C3W3 Assignment training time

anoopebey · December 18, 2023, 3:23pm

Hi, Is it normal to have a quite high training time per epoch for the model?

Deepti_Prasad · December 18, 2023, 3:59pm

Depends on your steps per epoch code. make sure you have recalled it correctly for both training and validation set correctly. check ungraded lab for hints to do the correction.

If not able to find, let me know.

Regards
DP

anoopebey · December 18, 2023, 4:06pm

The steps per epoch was already defined in the colab and from the answer hints it seems to be the correct no. of steps (125).

Best Regards,
Anoop

Deepti_Prasad · December 18, 2023, 6:25pm

Not for the cell you are sharing. Go back to previous cells where you need to define steps per epoch for both dataset as per batch size

memoros77 · December 21, 2023, 2:35pm

Hello, I having the same problem and in the last few days, there are several post with the same problem. Maybe @Deepti_Prasad you should review the notebook.

I passed all test, and increase the learning rate but I still have the same problem.

Greetings

memoros77 · December 21, 2023, 3:00pm

ok the problem is the batch size that isn’t part of the exercises. You should clarify that in the notebook.

Deepti_Prasad · December 21, 2023, 4:46pm

If one reads all the instructions properly, can understand this part. Good that you got the catch and debugged yourself.

memoros77 · December 24, 2023, 1:35am

@Deepti_Prasad Hello, I Passed the Assigment and download the h5 file

but when I try to summit assigment I got the error:

Could you help me? Please…

Greetings!

Deepti_Prasad · December 24, 2023, 6:44am

You might have passed the test, but the assignment is expecting you a desired score which you have not according to the grade. So retweak your assignment by going through each cell where changes can be made

gent.spah · December 24, 2023, 11:11am

Yes as Deepti says go back to your assignment and check all the cells, it might be the case that you iou score is right but some other cell code is not as expected. Also make sure you have the latest assignment with the default naming of the file!

memoros77 · December 25, 2023, 3:30pm

Hello, thank you very much for your answer:

There is a dependency problem when I install packages:

I got the correct conv block

I got correct the downsampling path:

I got correct the expected output of the FCN-Encoder:

Screen Shot 2023-12-25 at 9.23.43

The model behave as expected, decreasing the loss in training and validation datasets

I got a IOU score a least > than 0.6

I’ve downloaded the last homework colab.

Please, Could you Check if there is a problem with the assigment?

Greetings

Deepti_Prasad · December 25, 2023, 7:31pm

Hello @memoros77,

Click on either mine or @gent.spah name and then message to send your downloaded notebook. Also kindly rename the assignment by your name as memoros copy while sending. Do not post the notebook or codes here. It is against community guidelines.

Regards
DP

Deepti_Prasad · December 26, 2023, 5:05pm

Hello memories,

Can you go through ungraded labs once. Also sharing a similar post thread where issues could be resolved by some of the model adjust, you have few similar errors, kindly go through them make the correction. if issue still persist, send the updated notebook.

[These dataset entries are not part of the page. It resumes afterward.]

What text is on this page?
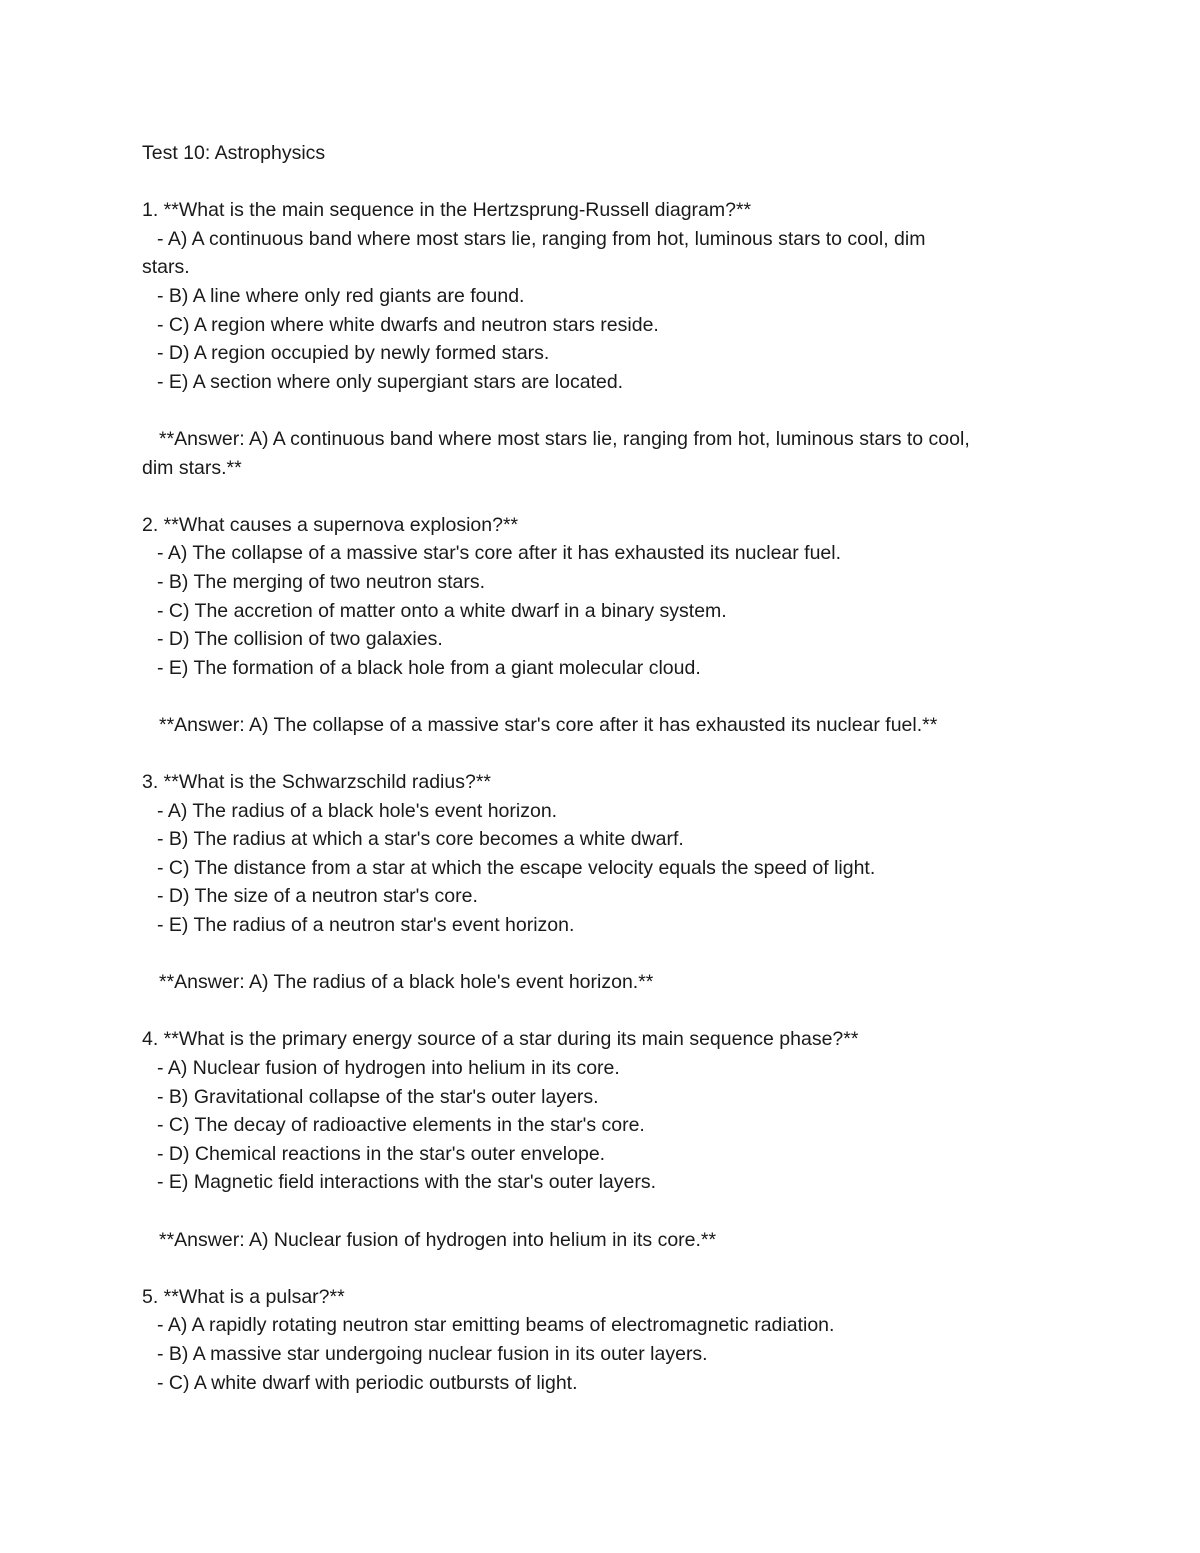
Test 10: Astrophysics
1. **What is the main sequence in the Hertzsprung-Russell diagram?**
- A) A continuous band where most stars lie, ranging from hot, luminous stars to cool, dim
stars.
- B) A line where only red giants are found.
- C) A region where white dwarfs and neutron stars reside.
- D) A region occupied by newly formed stars.
- E) A section where only supergiant stars are located.
**Answer: A) A continuous band where most stars lie, ranging from hot, luminous stars to cool,
dim stars.**
2. **What causes a supernova explosion?**
- A) The collapse of a massive star's core after it has exhausted its nuclear fuel.
- B) The merging of two neutron stars.
- C) The accretion of matter onto a white dwarf in a binary system.
- D) The collision of two galaxies.
- E) The formation of a black hole from a giant molecular cloud.
**Answer: A) The collapse of a massive star's core after it has exhausted its nuclear fuel.**
3. **What is the Schwarzschild radius?**
- A) The radius of a black hole's event horizon.
- B) The radius at which a star's core becomes a white dwarf.
- C) The distance from a star at which the escape velocity equals the speed of light.
- D) The size of a neutron star's core.
- E) The radius of a neutron star's event horizon.
**Answer: A) The radius of a black hole's event horizon.**
4. **What is the primary energy source of a star during its main sequence phase?**
- A) Nuclear fusion of hydrogen into helium in its core.
- B) Gravitational collapse of the star's outer layers.
- C) The decay of radioactive elements in the star's core.
- D) Chemical reactions in the star's outer envelope.
- E) Magnetic field interactions with the star's outer layers.
**Answer: A) Nuclear fusion of hydrogen into helium in its core.**
5. **What is a pulsar?**
- A) A rapidly rotating neutron star emitting beams of electromagnetic radiation.
- B) A massive star undergoing nuclear fusion in its outer layers.
- C) A white dwarf with periodic outbursts of light.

in your convolution, you are using unit of 3, kindly stick to unit, pool_size and stride of 2 for all the conv_block.

Regards
DP

anoopebey · December 28, 2023, 3:13pm

Hi, The problem seems to be arising from the GPU session not being activated in Colab. It seems that the colab session does not activate the GPU when running with TF 2.8. The same code runs with TF 2.15 and the time per epoch seems to be as expected. But, during assignment submission it runs into an issue as the autograder is not compatible with TF 2.15

Deepti_Prasad · December 28, 2023, 3:24pm

Anoop,

Can you show me the screenshot of your submission grader output.

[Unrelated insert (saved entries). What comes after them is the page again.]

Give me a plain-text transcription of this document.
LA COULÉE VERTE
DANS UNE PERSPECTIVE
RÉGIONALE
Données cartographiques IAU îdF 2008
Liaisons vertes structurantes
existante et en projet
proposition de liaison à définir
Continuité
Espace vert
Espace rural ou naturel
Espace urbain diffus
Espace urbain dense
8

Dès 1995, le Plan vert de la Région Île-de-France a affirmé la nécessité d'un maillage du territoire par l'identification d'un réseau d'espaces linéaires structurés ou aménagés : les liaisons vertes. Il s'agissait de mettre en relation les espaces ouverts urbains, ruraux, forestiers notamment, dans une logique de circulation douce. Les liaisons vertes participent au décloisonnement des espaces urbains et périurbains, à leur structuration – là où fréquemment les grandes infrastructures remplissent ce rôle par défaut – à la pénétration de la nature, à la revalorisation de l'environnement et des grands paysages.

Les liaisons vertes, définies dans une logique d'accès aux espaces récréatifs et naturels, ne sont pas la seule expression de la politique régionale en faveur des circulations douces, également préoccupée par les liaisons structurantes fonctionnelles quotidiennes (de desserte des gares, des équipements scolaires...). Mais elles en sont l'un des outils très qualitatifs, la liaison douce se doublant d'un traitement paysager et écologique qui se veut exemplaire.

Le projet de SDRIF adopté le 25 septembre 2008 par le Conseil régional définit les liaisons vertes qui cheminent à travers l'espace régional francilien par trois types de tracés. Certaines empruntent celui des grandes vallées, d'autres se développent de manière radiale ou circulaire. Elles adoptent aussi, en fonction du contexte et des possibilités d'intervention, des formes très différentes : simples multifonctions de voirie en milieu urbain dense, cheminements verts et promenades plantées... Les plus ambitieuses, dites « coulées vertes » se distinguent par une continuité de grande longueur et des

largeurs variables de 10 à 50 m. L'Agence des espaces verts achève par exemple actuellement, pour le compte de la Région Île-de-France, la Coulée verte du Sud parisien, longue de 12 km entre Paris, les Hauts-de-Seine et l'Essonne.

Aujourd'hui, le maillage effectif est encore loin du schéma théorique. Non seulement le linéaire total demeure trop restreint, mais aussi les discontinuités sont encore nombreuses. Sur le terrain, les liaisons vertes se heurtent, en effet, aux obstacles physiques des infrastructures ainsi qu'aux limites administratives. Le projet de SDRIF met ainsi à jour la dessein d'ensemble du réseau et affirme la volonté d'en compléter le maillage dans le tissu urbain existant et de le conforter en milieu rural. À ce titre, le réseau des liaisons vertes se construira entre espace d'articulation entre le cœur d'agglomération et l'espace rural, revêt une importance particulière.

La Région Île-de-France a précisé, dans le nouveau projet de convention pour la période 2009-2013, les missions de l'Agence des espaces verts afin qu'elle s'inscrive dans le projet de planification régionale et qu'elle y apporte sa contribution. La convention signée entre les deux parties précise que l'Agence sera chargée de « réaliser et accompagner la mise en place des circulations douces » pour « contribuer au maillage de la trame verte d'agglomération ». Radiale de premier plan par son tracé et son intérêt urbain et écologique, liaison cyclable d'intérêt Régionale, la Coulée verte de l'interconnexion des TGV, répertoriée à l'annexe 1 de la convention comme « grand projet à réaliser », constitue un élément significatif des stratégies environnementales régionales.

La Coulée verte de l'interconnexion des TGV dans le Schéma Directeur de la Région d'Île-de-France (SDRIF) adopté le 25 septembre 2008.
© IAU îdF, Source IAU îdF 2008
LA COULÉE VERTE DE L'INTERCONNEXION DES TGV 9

Your model could have issue as I can see your loss is not going towards 0.

Kindly have a look into your model algorithm once. Check your model compile what loss and optimizer you used. If your have followed the instructions mentioned in the assignment and as mentioned in post comment to memorose, that link also provide necessary guidance.

If still stuck then let me know

Regards
DP

anoopebey · December 28, 2023, 3:28pm

Hi Deepti,

This is the colab output and the submission grader output I received.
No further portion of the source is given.